The Phillies bullpen is a known dumpster fire. They are like the Bad News Bears before they got Buttermakers’s niece Amanda and Kelly Leak (all-time movie character). It’s one of the worst bullpens to ever grace the MLB.

Believe it or not, our bullpen ERA was better until be threw Workman in the mix, but hey he stinks too so he’ll fit right in. The recently acquired reliever from Boston didn’t take long to show everyone why Boston dished him.
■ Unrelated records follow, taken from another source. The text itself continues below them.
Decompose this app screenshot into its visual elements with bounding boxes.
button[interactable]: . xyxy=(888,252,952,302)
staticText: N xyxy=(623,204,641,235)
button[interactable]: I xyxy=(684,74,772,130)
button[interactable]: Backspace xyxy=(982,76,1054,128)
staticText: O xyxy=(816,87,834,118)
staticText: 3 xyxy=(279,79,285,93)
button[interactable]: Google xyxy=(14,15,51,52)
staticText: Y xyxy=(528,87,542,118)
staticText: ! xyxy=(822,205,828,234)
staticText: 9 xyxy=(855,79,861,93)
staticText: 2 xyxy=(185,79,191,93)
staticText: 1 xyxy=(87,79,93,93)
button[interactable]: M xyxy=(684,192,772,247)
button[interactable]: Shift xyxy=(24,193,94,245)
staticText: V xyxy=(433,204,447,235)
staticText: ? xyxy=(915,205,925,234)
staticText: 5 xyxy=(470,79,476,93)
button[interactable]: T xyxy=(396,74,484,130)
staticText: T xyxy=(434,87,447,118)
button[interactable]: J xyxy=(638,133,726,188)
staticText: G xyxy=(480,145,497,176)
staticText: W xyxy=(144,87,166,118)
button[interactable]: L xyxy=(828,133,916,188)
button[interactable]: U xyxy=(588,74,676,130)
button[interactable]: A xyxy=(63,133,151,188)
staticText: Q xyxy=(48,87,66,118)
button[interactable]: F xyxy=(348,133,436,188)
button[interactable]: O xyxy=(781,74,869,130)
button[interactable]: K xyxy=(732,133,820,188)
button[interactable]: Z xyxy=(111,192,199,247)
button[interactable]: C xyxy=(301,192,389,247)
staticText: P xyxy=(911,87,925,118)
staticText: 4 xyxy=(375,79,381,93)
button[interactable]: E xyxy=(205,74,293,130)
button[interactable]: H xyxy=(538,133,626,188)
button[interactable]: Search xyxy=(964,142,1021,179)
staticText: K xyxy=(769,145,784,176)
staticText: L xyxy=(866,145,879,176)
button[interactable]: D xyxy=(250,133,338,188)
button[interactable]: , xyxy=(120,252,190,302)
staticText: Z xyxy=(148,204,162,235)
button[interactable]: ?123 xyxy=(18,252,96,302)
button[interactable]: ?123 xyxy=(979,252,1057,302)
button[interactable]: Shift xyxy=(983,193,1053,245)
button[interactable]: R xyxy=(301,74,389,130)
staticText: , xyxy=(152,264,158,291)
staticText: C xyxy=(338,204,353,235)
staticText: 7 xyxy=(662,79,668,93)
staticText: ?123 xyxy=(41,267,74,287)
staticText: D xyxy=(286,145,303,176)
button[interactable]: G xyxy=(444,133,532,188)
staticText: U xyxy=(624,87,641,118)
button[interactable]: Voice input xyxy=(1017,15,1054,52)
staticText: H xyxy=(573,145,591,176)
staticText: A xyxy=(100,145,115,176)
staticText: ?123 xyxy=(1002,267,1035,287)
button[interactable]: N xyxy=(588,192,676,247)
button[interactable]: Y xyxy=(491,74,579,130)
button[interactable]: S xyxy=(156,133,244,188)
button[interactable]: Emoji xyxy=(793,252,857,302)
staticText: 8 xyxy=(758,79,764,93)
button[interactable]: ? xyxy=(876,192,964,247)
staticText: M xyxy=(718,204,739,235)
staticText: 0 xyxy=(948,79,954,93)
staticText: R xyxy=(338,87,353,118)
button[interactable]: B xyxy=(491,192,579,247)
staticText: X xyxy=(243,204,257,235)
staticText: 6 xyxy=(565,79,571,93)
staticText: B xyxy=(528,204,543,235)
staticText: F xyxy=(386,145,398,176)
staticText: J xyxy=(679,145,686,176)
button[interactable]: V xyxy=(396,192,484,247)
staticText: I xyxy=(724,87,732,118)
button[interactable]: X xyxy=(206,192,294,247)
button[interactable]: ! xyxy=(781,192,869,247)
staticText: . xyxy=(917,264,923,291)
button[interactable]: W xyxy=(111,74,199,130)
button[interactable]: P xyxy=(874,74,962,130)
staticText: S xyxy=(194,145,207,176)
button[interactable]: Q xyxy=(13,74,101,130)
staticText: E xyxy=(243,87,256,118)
Ok so we’ve established the bullpen stinks, but I know a guy who can give you that same kind of production for a fraction of the price; Me.

A little background on my baseball career. My first year of kid-pitch I threw one perfect inning. 9 straight strikes. After that I wasn’t put on the mound. It was a shame, and I blame the Texas Rangers of Great Valley Little League for having their bum sons get rocked on Schmidt Field.

After my pitching career I slid over to the hot corner, 3rd base. I was the perfect 5-hitter in the lineup, a real glue guy in the dugout. However, I got thrown out in back-to-back championship games trying to steal 2nd. The same catcher gunned me out. It was a disaster.

Now I have a torn labrum and a torn rotator cuff, so you don’t get me until after my surgery in November. But considering you’ve given guys with equally as bad resumes chances, I thought I’d send my application in as well.

All the best, and looking forward to wearing that Phillies uniform while chewing bubble gum in the bullpen.